Big Lots: Improving Sales and Margins

Background

Big Lots, Inc. is a Fortune 500 retail corporation headquartered in Columbus, Ohio. Founded in 1967, Big Lots employs over 37,000 individuals in approximately 1,400 department store locations across the United States and Canada.

The company was allocating a large amount of its yearly budget to online, in-store, television, radio, and print advertising. However, advertising expenses accounted for only 2.5 percent of annual sales. In order to more strategically distribute its marketing resources and drive sales growth, Big Lots partnered with QualPro to create an ideal marketing strategy.

Approach

After collecting and analyzing historical data related to store performance and sales, our consultants assembled a project team that included members of Big Lots’ management, sales, and marketing teams. Together, the team brainstormed 60 improvement ideas for increasing advertising return on investment and driving sales performance. Our consultants helped the team narrow down the list to 24 ideas deemed practical, fast, and cost-free. Some of these ideas included the circular mailing schedules, in-store circulars, and TV ad length.

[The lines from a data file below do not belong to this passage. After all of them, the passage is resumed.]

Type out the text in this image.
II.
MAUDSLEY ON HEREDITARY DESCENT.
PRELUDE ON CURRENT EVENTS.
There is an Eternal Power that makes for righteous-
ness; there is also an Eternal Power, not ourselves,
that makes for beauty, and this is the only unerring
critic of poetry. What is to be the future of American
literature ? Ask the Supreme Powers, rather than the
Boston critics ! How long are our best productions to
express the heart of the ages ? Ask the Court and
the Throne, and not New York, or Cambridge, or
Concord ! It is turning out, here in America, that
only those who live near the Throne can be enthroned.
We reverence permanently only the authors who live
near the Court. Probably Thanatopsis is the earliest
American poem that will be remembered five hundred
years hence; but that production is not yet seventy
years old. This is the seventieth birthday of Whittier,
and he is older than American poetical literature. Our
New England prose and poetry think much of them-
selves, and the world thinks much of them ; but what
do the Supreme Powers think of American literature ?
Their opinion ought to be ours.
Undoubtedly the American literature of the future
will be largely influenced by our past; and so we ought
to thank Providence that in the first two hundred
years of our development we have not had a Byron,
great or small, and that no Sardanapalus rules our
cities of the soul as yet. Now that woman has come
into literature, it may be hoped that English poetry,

QualPro designed the experiments for Big Lots’ personnel to perform. They created multiple combinations of the test ideas and recorded the results of each. A screening experiment revealed which ideas had a significant impact, and a refining experiment revealed the precise effect of each idea. The team tested two of the significant ideas in a refining experiment that lasted eight weeks. After analyzing the results, our consultants created recommendations for Big Lots to implement in order to improve advertising effectiveness.

In accordance with our commitment to driving continuous improvement, our consultants worked closely with Big Lots personnel to guide process changes and motivate project team members to exceed goals.

Results

After implementing QualPro’s recommendations, Big Lots was able to create the ideal marketing strategy and drive consumer purchasing behavior. As a result, the company yielded an additional $150 million in annual sales and improved its gross margin return on investment by a ratio of 14 to 1.